Aku menunggunya dari balik jendela...
beberapa kali ku
tampakkan wajahku,.. melongo keluar jendela.. mulai menghitung makhluk yang
berterbangan mengitariku.. satu.. dua.. tiga.. ngg,,, e.. mpat. jemariku
menunjuk lagi, kali ini jaraknya sedikit tak terjamah.. lima.. en.. nam...
belum sempat ku lanjutkan... seekor peri.. ah bukan.. jika dia peri lalu kemana
sayap-sayapnya???? seekor mahluk bertubuh mungil itu mendekatiku... "aku
yang ketujuh" ucapnya lantang.. aku masih saja tak memerhatikannya..
"heh, aku yang ketujuh.. hallo"
"lalu siapa kau?" ucapku sedikit geram.. "aku
peri yang datang dari ujung pelangi".. tawaku sedikit tertahan mendengar
ucapannya tadi..
"kenapa?????? rona wajahmu seolah-olah ingin
mengejekku.. dalam otakmu pasti menari nari beberapa pertanyaan kan? bagaimana
bisa seekor peri tak bersayap.. iya kan???" matanya mengerjap-ngerjap
memerah.. "bukan seperti itu.. hanya saja.. dibandingkan seekor peri kau
tampak seperti thumbellina.." peri kecil itu hanya melipat kedua tangannya
sambil menggeleng-gelengkan kepala, nampaknya ia paham benar dengan situasi
seperti ini.. diambil nya dua ranting kecil yang nampak rapuh itu, lalu
dipatahkannya menjadi beberapa bagian dengan menggunakan kedua tangan mungil
itu sembari hilir mudik, persis di depan kedua bola mataku.. ia mengumpat,
menghardik, bahkan sesekali ia menggerutu tajam...
aku mengikuti langkah kakinya. kemudian membuang pandanganku
bebas tak beraturan... "kemana... lama sekali dia.. biasanya urutan
ketujuh..." "apa karena diluar sedang ada badai?? kemudian ia
terperangkap angin dan hujan." ah.. bodoh sekali.. ini musim gugur
gerutuku...
aku masih saja berada pada posisi semula... melipat kedua tangan pada kusen
jendela,kemudian meletakkan dagu tirusku diatasnya yang menopang lemas. ku perhatikan
makhluk kecil itu dengan sedikit enggan, ia hanya setinggi pensil mekanik,
kurang lebih seperti itu. sedari tadi ia nampak sibuk sendiri, mengotak atik
sebuah patahan ranting yang sedang ia genggam, diayunkannya ranting itu laksana
tongkat sihir sambil berkomat kamit dengan bahasa yang tak aku pahami.

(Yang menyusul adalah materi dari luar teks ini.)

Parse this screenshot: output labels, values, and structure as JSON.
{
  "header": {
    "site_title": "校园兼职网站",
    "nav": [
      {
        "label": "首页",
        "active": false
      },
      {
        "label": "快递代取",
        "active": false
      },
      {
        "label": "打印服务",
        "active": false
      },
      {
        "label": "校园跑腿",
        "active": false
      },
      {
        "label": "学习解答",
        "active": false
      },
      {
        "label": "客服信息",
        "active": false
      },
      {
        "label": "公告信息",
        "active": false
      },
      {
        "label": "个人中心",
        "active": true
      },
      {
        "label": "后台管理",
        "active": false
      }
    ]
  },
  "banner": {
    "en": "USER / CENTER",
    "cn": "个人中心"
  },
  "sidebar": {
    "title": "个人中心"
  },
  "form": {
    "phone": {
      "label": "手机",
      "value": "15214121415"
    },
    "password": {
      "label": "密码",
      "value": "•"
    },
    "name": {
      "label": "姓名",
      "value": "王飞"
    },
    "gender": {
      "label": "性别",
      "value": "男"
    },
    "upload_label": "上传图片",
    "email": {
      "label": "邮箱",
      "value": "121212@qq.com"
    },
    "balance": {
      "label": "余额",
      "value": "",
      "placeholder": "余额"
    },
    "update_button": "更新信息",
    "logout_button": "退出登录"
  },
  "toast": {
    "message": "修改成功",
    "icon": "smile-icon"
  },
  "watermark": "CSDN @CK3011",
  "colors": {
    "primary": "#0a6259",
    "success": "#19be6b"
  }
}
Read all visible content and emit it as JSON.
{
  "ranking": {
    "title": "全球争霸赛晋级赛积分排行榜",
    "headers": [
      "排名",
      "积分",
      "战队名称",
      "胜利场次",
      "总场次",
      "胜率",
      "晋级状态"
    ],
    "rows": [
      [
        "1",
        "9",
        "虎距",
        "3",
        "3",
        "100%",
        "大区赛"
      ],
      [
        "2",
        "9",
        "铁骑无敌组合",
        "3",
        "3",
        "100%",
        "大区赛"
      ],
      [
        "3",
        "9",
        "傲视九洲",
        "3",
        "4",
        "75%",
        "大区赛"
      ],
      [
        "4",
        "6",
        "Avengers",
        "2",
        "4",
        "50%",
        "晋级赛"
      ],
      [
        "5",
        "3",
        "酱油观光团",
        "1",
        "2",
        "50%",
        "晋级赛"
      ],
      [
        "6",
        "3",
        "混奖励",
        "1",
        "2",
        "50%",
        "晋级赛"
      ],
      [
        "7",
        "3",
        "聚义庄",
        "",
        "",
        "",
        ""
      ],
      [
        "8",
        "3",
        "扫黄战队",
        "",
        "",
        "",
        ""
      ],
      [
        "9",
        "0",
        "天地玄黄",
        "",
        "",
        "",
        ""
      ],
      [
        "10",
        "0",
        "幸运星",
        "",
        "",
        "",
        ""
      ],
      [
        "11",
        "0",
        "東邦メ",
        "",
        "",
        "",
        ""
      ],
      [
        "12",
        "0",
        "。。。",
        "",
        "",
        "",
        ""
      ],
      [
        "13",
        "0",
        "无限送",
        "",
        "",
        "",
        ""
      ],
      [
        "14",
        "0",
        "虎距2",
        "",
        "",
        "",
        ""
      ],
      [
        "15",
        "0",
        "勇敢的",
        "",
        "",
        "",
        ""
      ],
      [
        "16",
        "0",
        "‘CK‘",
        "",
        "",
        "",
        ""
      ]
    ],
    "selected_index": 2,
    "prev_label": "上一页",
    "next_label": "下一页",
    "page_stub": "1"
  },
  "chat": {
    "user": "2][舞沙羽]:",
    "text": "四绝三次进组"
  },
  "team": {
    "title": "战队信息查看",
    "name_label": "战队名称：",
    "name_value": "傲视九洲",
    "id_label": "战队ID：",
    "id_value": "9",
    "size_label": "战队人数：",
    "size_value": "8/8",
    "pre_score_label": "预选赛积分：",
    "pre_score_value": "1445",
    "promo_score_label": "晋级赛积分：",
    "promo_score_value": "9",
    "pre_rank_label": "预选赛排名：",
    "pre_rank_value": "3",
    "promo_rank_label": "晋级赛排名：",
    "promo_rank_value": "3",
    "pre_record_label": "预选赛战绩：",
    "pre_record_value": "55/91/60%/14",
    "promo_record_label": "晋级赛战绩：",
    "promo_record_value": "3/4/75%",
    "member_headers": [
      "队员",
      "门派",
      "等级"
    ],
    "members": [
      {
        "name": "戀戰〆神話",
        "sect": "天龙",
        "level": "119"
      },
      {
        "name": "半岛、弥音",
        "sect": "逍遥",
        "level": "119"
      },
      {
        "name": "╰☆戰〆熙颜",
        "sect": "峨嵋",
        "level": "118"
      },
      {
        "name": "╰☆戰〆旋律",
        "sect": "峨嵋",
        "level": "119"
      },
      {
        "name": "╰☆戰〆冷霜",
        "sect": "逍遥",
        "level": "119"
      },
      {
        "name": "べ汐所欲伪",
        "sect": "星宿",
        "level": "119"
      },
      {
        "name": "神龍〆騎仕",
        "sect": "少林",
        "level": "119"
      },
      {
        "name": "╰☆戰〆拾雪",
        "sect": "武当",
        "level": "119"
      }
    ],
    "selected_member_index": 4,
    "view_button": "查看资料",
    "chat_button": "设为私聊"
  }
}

Sesekali
ia menggeleng-gelengkan kepala, serasa menahan kecewa, diulanginya hal itu
terus menerus, kemudian dipindahkan jemari lentiknya itu ke arah kantong baju
yang terbuat dari beberapa helai kelopak mawar. Air mukanya nampak sedikit
kesal, berulang kali ia berdesis, menarik nafas yang amat panjag, dengan
disertai gerakan kedua bahu bidang itu beriringan.
Aku menghembuskan nafas sedikit kencang kearahnya, hal itu
membuatnya maju beberapa langkah dari posisinya semula, rupanya angiin yang
sengaja aku ciptakan membuatnya hampir tersungkur mendarat ke luar jendela. Ia
menatapku ganas dengan kedua lengan kecil itu berlipat di pinggang, “kau
sengaja ingin membunuhku heh!!!”
Aku memasang wajah sepolos-polosnya, seolah tak terjadi
apapun. “mmmm.. tii..tidak, aku tak berniat seburuk itu.. kau kan seekor peri,
harusnya tidak akan terjadi masalah besar bagimu jika jatuh dari ketinggian
yang kurang dari satu meter ini.”
Ia meruncingkan pandangannya ke arahku, nampaknya otak
kecilku mampu membacanya.. “oke..oke... “ ucapku seraya mengangkat kedua
telapak tanganku.
“aku....kehilangan kekuatanku....” Ia merintih.. “itu
mengapa aku tak mampu terbang....”
secepat kilat raut wajahnya kembali masam.. dengan berkacak
pinggang ia mengerang padaku.
“lalu kau, kenapa kau ada disini?”
“aku... entahlah.. seingatku ketika aku tertidur.. ada seekor peri menuntunku
kemari, katanya aku akan bisa kembali setelah mengembalikan semua benda yang ku
curi.”
Peri kecil itu tertawa terbahak-bahak, menepuk-nepukkan kedua jemarinya ke arah
lantai bahkan hingga ia terperangah jatuh. Ia masih saja tertawa membahana,
sembari memegang perutnya seolah mengisyaratkan untuk berhenti pada otak kecilnya itu. Ia menarik nafas
dalam-dalam.. “oke..okee.. fegusha, berhenti!” ia mengencangkan pelukan
tubuhnya dan melanjutkan kata-katanya yang keluar secara tak sempurna.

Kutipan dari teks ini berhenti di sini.